Title: Differences in oxygen consumption and critical oxygen levels of five stream fishes

Name: Hartline, Narhan

Degree: MS

Chair: Russell A. Wright and Dennis R. DeVries

Resides: SFAA

University: Auburn University

Location: Alabama

Date: 2013

Pages: 56

Keywords: Banded Sculpin, Bronze Darter, Blackbanded Darter, Greenbreast Darter, oxyregulator, oxyconformer


Metabolic rate represents an integrated measure of a fish’s physiology, particularly as it relates to stressors. A metric that is commonly used to determine the hypoxia tolerance of fishes is the determination of animal oxygen consumption rate (MO2), which is thought to reflect the ability of an organism to extract oxygen from the environment to maintain routine metabolic rate as dissolved oxygen (DO) decreases.

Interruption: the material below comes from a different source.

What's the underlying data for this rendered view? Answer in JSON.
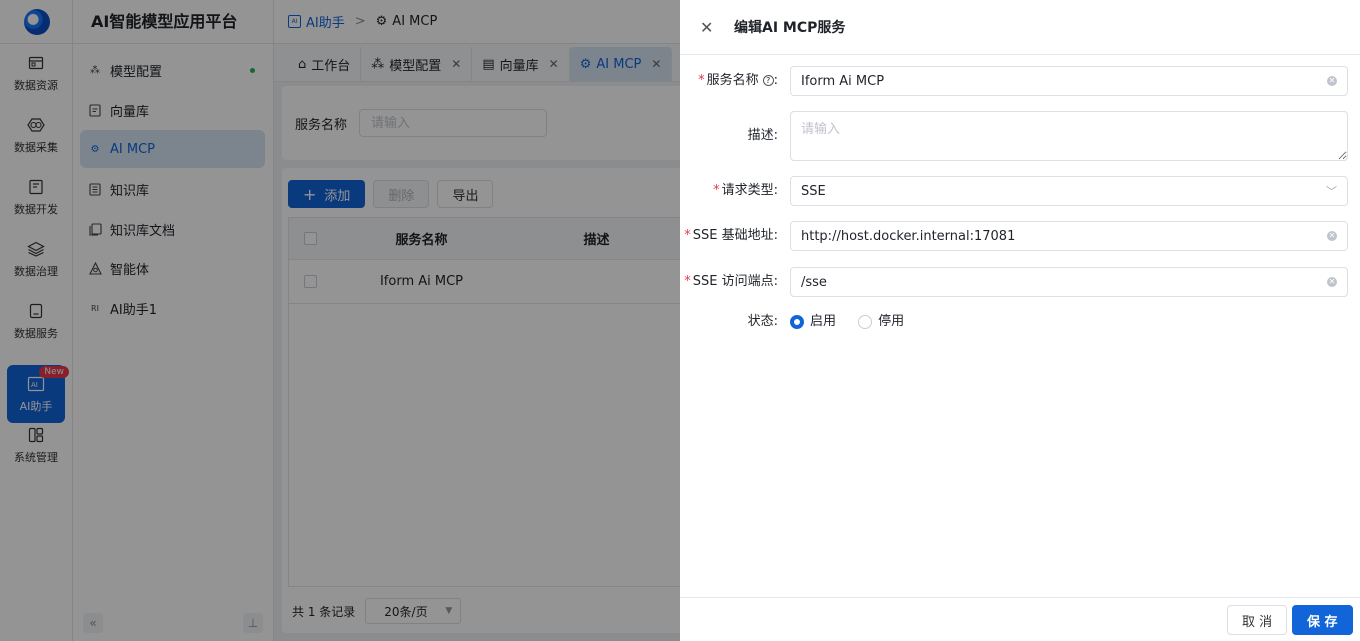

We used respirometry to quantify the influence of two abiotic factors as potential stressors on stream fishes: temperature and dissolved oxygen. We determined standard oxygen consumption rates and the critical oxygen level (DOcrit) of 5 fish species, one from the Tennessee River Basin (Cottus carolinae) and 4 from the Mobile River Basin (Percina nigrofasciata, P. palmaris, Etheostoma jordani, and Cyprinella venusta). Combining intermittent flow with static respirometry allowed us to measure oxygen consumption as a function of dissolved oxygen concentration, as well as the DOcrit, at three different temperatures (20°, 24°, and 28°C for E. jordani, and C. venusta, 20°, 22°, and 24°C for C. carolinae, P. nigrofasciata, and P. palmaris). Linear and segmented regression analysis was used to determine if the oxygen curves had a DOcrit. Oxygen consumption patterns varied among species, C. venusta showing typical oxyregulating while the other species exhibited oxyconformation. Respiration increased with temperature for all species except C. carolinae which showed a declining trend. DOcrit did not change significantly with temperature among species, but generally remained constant with temperature. However, C. carolinae was again an exception, with the DOcrit showing a decline as temperature increased. The results of my study show that current management plans that maintain DO levels above 4 mg O2•L-1 likely not adequate to satisfy the oxygen demands of all the stream fishes tested. A DO level above 7 mg O2•L-1 would be required for C. carolinae which unlike the other species was not tolerant to low oxygen and temperature > 20°C. Although the minnow and darters were tolerant to low DO, downstream regulation of DO should also include periods of non-generation as well, as this could result in rapid declines of DO and increased temperatures well below the tolerances of these stream species.